Security Groups have been kept the same as Velociraptors ones for testing purposes however I’d strongly recommend these be revised. A default installation of timesketch wont have TLS enabled and only serve on HTTP.

It is advisable that, at a minimum, external access is restricted to a specific public IP or preferably only allowed via private IP (in my case to AWS client VPN users). The same can be done for Velociraptor with exceptions added for Let’s Encrypt and GitHub interaction.

Alternatively AWS Session Manager could be deployed for access.

 resourcePublicAccessSecurityGroup:
    Type: AWS::EC2::SecurityGroup
    Properties:
        VpcId: !Ref parameterVpcID
        GroupDescription: Allows SSH, HTTP, and HTTPS access to TimeSketch instance
        GroupName: !Sub '${AWS::StackName}-timesketch-ssh-access'
        SecurityGroupIngress:
            -
                CidrIp: '0.0.0.0/0'
                Description: 'Replace to allow for temp management' # Change and acess via clientVPN - Left for lab purposes
                FromPort: 22
                ToPort: 22
                IpProtocol: tcp        
            -
                CidrIp: '0.0.0.0/0'
                Description: 'HTTPS web GUI' #Only works if TLS has been setup
                FromPort: 443
                ToPort: 443
                IpProtocol: tcp    
            -
                CidrIp: '0.0.0.0/0'
                Description: 'HTTP web GUI' #Not Recommended, Recommmended to setup TLS with LetsEncrypt
                FromPort: 80
                ToPort: 80
                IpProtocol: tcp                        
        Tags:
            -
                Key: Name
                Value: !Sub '${AWS::StackName}-timesketch-ssh-access'

EC2 Resource

The key differentiation between the below and the Velociraptor instance is the AMI type (Ubuntu Server 20.04 , recommended by timesketch) and the userData section or commands we run on instance start.

The commands perform the following actions:

Initialise the EBS volume and mount to /data.
Update and install the required packages.
Download Docker pre-requsites.
Download the timesketch deployment script from GitHub.
Adjust permissions on the timesketch script.
Execute the deployment script using echo to deal with a prompt during deployment.
Initalise timesketch.

Again, another way of doing this could be to create post installation scripts stored in a code repository or S3 bucket to be called and executed during startup.
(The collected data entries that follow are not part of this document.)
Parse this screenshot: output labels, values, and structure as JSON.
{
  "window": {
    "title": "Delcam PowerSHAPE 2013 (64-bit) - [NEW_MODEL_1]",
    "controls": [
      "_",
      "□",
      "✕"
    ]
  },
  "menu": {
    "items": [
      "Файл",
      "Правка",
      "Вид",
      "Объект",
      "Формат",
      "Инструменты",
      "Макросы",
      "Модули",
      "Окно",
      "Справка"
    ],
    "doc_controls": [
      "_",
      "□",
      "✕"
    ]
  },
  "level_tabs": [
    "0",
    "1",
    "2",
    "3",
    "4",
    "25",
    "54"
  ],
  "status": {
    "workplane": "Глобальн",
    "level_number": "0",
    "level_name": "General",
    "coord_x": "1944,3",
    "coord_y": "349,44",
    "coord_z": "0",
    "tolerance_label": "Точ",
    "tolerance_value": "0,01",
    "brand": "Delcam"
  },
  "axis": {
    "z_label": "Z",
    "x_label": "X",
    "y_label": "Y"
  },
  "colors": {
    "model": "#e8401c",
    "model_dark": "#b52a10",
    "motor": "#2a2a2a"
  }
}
Additionally you could add configuration to deal with server restarts both intended and unintended. I’ve neglected this as this is purely a lab deployment.

resourceTimeSketch:
    Type: AWS::EC2::Instance
    Properties:
        AvailabilityZone: 'ap-southeast-2a'
        PrivateDnsNameOptions:
            HostnameType: resource-name
        IamInstanceProfile: !Ref resourceTimeSketchS3BucketsInstanceProfile
        ImageId: ami-0df4b2961410d4cff #default Ubuntu AMI - update if required
        KeyName: !Sub '${parameterSSHKeyName}'
        InstanceType: !Sub '${parameterInstanceType}'
        UserData:
            Fn::Base64:
                Fn::Join: [ "", [
                    "#!/bin/bash -xe",
                    "\n",
                    "sudo sleep 60",
                    "\n",
                    "sudo mkfs -t xfs /dev/xvdf",
                    "\n",
                    "sudo mkdir /data",
                    "\n",
                    "sudo mount /dev/xvdf /data",
                    "\n",
                    "sudo mkdir /data/timesketch",
                    "\n",
                    "cd /data/timesketch",
                    "\n",
                    "sudo apt-get update -y",
                    "\n",
                    "sudo apt-get install ca-certificates curl gnupg  -y",
                    "\n",                        
                    "sudo curl -fsSL https://download.docker.com/linux/ubuntu/gpg | sudo gpg --dearmor -o /etc/apt/keyrings/docker.gpg",
                    "\n",
                    "sudo chmod a+r /etc/apt/keyrings/docker.gpg",
                    "\n",
                    'sudo echo "deb [arch="$(dpkg --print-architecture)" signed-by=/etc/apt/keyrings/docker.gpg] https://download.docker.com/linux/ubuntu "$(. /etc/os-release && echo "$VERSION_CODENAME")" stable" | sudo tee /etc/apt/sources.list.d/docker.list > /dev/null',
                    "\n",
                    "sudo apt-get update -y",
                    "\n",
                    "sudo apt-get install docker-ce docker-ce-cli containerd.io docker-buildx-plugin docker-compose-plugin -y",
                    "\n",
                    "sudo sudo wget https://raw.githubusercontent.com/google/timesketch/master/contrib/deploy_timesketch.sh -P /data/timesketch/",
                    "\n",
                    "sudo chmod 755 /data/timesketch/deploy_timesketch.sh",
                    "\n",                        
                    'sudo echo "no" | sudo /data/timesketch/deploy_timesketch.sh',
                    "\n",
                    "cd /data/timesketch/timesketch",
                    "\n",
                    "sudo docker compose up -d",
                    ]
                  ]

        NetworkInterfaces:
            -
                AssociatePublicIpAddress: true # this can be removed if only deploying to internal users
                DeviceIndex: "0"
                GroupSet:
                    - !Ref resourcePublicAccessSecurityGroup
                SubnetId: !Ref parameterSubnetID
                
        Tags:
            -
                Key: Name
                Value: !Sub '${AWS::StackName}-timesketch'
                
        Volumes:
            -
                Device: "/dev/sdf"
                VolumeId: !Ref resourceNewVolume

resourceNewVolume:
    Type: AWS::EC2::Volume
    Properties:
        Size: !Ref parameterEBSSize
        AvailabilityZone: '<REGION HERE>'
        Tags:
            - Key: Name
              Value: !Sub '${AWS::StackName}-timesketch-ebs-volume'

Artifact collection and processing

Now that we’ve got our infrastructure up and running we can focus on the original goal of the acquisition and processing pipeline we intended to get working. The below sections explore each component of this pipeline and walks through setup and usage.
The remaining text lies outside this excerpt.